CAN OR SHOULD THE FEDERAL GOVERNMENT BALANCE ITS BUDGET?
Yeva Nersisyan and L. Randall Wray
Nowadays the only thing on everybody’s mind is the level of government deficit and national debt. Deficit hysteria is being fueled by reports that the US budget deficit will reach “an all time high” this year. President Obama is going to appoint his own commission to study how to reduce the deficit—since Congress failed in its attempt to establish one. He frets that we will leave crippling mountains of debts for our grandkids. The deficit hysteria hydra is too big to cover in one blog—but here we will address the “deficit cycle” and the possibility of ending it.

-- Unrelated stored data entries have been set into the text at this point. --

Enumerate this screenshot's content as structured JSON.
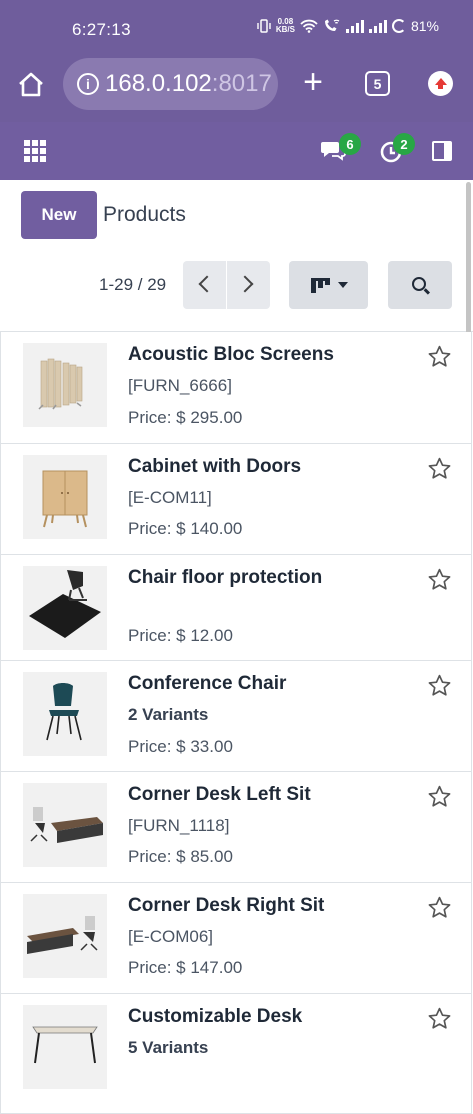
{
  "status_bar": {
    "time": "6:27:13",
    "net_speed_top": "0.08",
    "net_speed_unit": "KB/S",
    "battery": "81%"
  },
  "browser": {
    "url_host": "168.0.102",
    "url_port": ":8017",
    "tab_count": "5"
  },
  "app_bar": {
    "messages_count": "6",
    "activities_count": "2"
  },
  "control_panel": {
    "new_label": "New",
    "breadcrumb": "Products",
    "pager_value": "1-29 / 29"
  },
  "products": [
    {
      "name": "Acoustic Bloc Screens",
      "reference": "[FURN_6666]",
      "variants": "",
      "price": "Price: $ 295.00",
      "image": "screens"
    },
    {
      "name": "Cabinet with Doors",
      "reference": "[E-COM11]",
      "variants": "",
      "price": "Price: $ 140.00",
      "image": "cabinet"
    },
    {
      "name": "Chair floor protection",
      "reference": "",
      "variants": "",
      "price": "Price: $ 12.00",
      "image": "floormat"
    },
    {
      "name": "Conference Chair",
      "reference": "",
      "variants": "2 Variants",
      "price": "Price: $ 33.00",
      "image": "chair"
    },
    {
      "name": "Corner Desk Left Sit",
      "reference": "[FURN_1118]",
      "variants": "",
      "price": "Price: $ 85.00",
      "image": "desk-left"
    },
    {
      "name": "Corner Desk Right Sit",
      "reference": "[E-COM06]",
      "variants": "",
      "price": "Price: $ 147.00",
      "image": "desk-right"
    },
    {
      "name": "Customizable Desk",
      "reference": "",
      "variants": "5 Variants",
      "price": "",
      "image": "custom-desk"
    }
  ],
  "colors": {
    "brand": "#715ea0",
    "status_bar": "#6f5d9c",
    "badge": "#28a745"
  },
  "icons": [
    "home-icon",
    "info-icon",
    "plus-icon",
    "tabs-icon",
    "update-icon",
    "apps-icon",
    "chat-icon",
    "activity-icon",
    "panel-icon",
    "chevron-left-icon",
    "chevron-right-icon",
    "kanban-icon",
    "caret-down-icon",
    "search-icon",
    "star-icon"
  ]
}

There seems to be a deficit mania cycle with hysteria arriving after every recession (because, as we show below, recessions always generate big deficits), only to recede when economic growth resumes and deficits fall. And the fact that there is a Democratic president in office and a largely Democratic congress frees the hands of conservative deficit hawks who complain about spending profligacy and growing national debt (they usually fail to recall that much of this spending and especially tax cuts have been generated under a Republic president and Congress, not to mention the 780 billion Paulson bailout of Wall Street). This deficit hysteria is also a useful tool for distracting people’s attention from really important matters, such as a 10% unemployment rate, the possibility of a double-dip recession, underwater home owners, and rising mortgage delinquencies.

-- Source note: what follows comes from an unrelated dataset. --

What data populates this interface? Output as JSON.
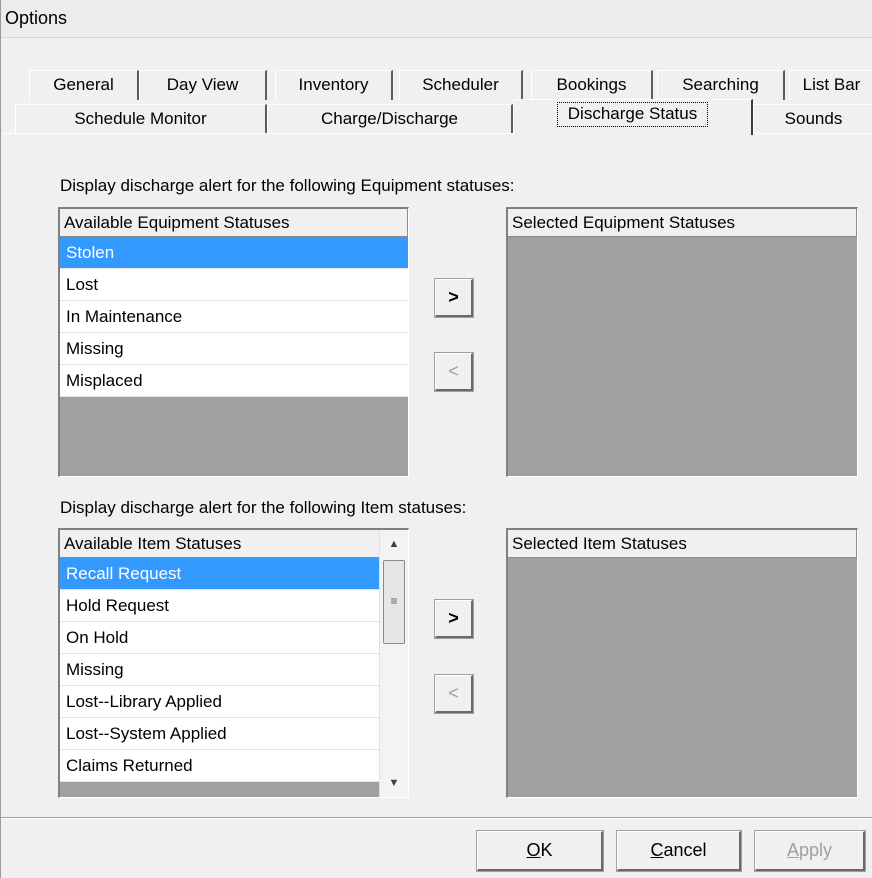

Can the government really balance its budget and run continuous surpluses for a number of years as some politicians promise to do? Here is some data to help you decide that for yourself. Every time the government has tried to balance its budget, the economy has fallen into a recession which has caused the automatic stabilizers to kick in and grow the budget deficit. The graph below depicts the federal budget deficit (or surplus) as a % of GDP with signs reversed (a surplus is below zero, a budget deficit is shown as above zero) and recessionary periods for the entire post-war period. As can be observed in this graph, every budget surplus over this period has preceded a recession. The remaining recessionary episodes have been preceded by reduction of the deficit to GDP ratios. Further, every recession except the one in 1960 led to a budget deficit; the 1960 recession was followed by a reduction of the budget surplus.

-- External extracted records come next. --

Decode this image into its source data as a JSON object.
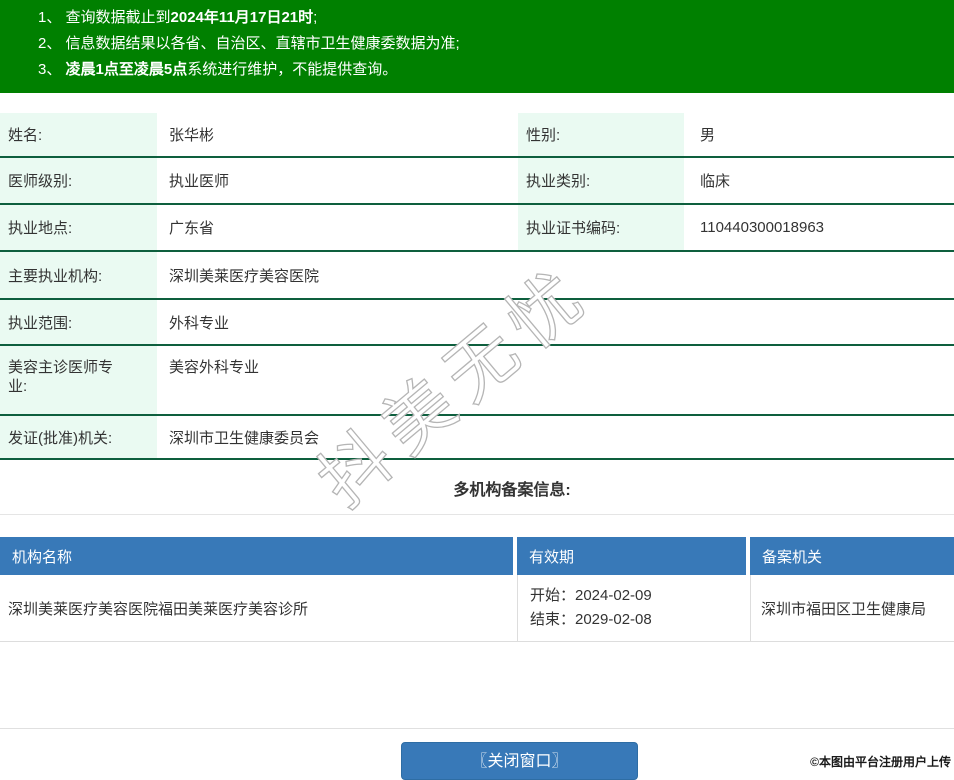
{
  "notices": {
    "items": [
      {
        "num": "1、",
        "pre": "查询数据截止到",
        "bold": "2024年11月17日21时",
        "post": ";"
      },
      {
        "num": "2、",
        "pre": "信息数据结果以各省、自治区、直辖市卫生健康委数据为准;",
        "bold": "",
        "post": ""
      },
      {
        "num": "3、",
        "pre": "",
        "bold": "凌晨1点至凌晨5点",
        "post": "系统进行维护，不能提供查询。"
      }
    ]
  },
  "doctor": {
    "rows": [
      {
        "l1": "姓名:",
        "v1": "张华彬",
        "l2": "性别:",
        "v2": "男"
      },
      {
        "l1": "医师级别:",
        "v1": "执业医师",
        "l2": "执业类别:",
        "v2": "临床"
      },
      {
        "l1": "执业地点:",
        "v1": "广东省",
        "l2": "执业证书编码:",
        "v2": "110440300018963"
      },
      {
        "l1": "主要执业机构:",
        "v1": "深圳美莱医疗美容医院"
      },
      {
        "l1": "执业范围:",
        "v1": "外科专业"
      },
      {
        "l1": "美容主诊医师专业:",
        "v1": "美容外科专业"
      },
      {
        "l1": "发证(批准)机关:",
        "v1": "深圳市卫生健康委员会"
      }
    ]
  },
  "watermark": {
    "text": "抖美无忧"
  },
  "multi_org": {
    "title": "多机构备案信息:",
    "columns": [
      "机构名称",
      "有效期",
      "备案机关"
    ],
    "rows": [
      {
        "org": "深圳美莱医疗美容医院福田美莱医疗美容诊所",
        "start": "开始：2024-02-09",
        "end": "结束：2029-02-08",
        "authority": "深圳市福田区卫生健康局"
      }
    ]
  },
  "footer": {
    "close_label": "〖关闭窗口〗",
    "upload_note": "©本图由平台注册用户上传"
  },
  "colors": {
    "banner_green": "#008000",
    "row_border_green": "#0e5f3e",
    "label_mint": "#eafaf2",
    "header_blue": "#3879b8",
    "light_border": "#dddddd"
  }
}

These movements of the budget balance are due to automatic stabilizers. When the economy slides into a recession, tax revenues start falling as economic activity declines. Social transfer payments, particularly unemployment benefits, on the other hand, increase, again automatically, as more people loose their jobs. On the other hand when the economy begins to grow, tax revenues grow quickly, moving the budget toward balance or even to a surplus.
The graph below shows the rate of growth of tax revenues (automatic), government consumption expenditures (somewhat discretionary) and social transfer payments (again automatic) relative to the same quarter of the previous year:
While government consumption expenditures have remained relatively stable after a short spike in 2007-2008, the rate of growth of tax revenues has dropped sharply from 5 % growth to 10 % decline in just three quarters (from Q 4 of 2007 to Q 2 of 2008), reaching another low of -15% in Q1 of 2009. Transfer payments, as expected have been growing at an average rate of 10% since 2007. Decreasing taxes coupled with increased transfer payments have automatically pushed the budget into a larger deficit, notwithstanding the change in consumption expenditures. These automatic stabilizers and not the bailouts or much-belated and smaller-than-needed stimulus are the reason why the economy hasn’t been in a freefall similar to the Great Depression. As the economy slowed down, the budget automatically went into a deficit putting a floor on aggregate demand.
Conclusions: the federal government budget cannot be balanced or turned into surplus without killing the economy and causing another Great Depression, which again, will automatically cause the budget to turn into the negative territory. With the loss of 8 million jobs, and given the private sector’s unwillingness to go further into debt (it is now, finally, spending less than its income) there is no way that the federal budget can be balanced, unless the US becomes a net exporter, which is highly unlikely. So if a politician tells you that she is going to balance that budget, she either doesn’t understand what she is talking about or is trying to fool you to get elected.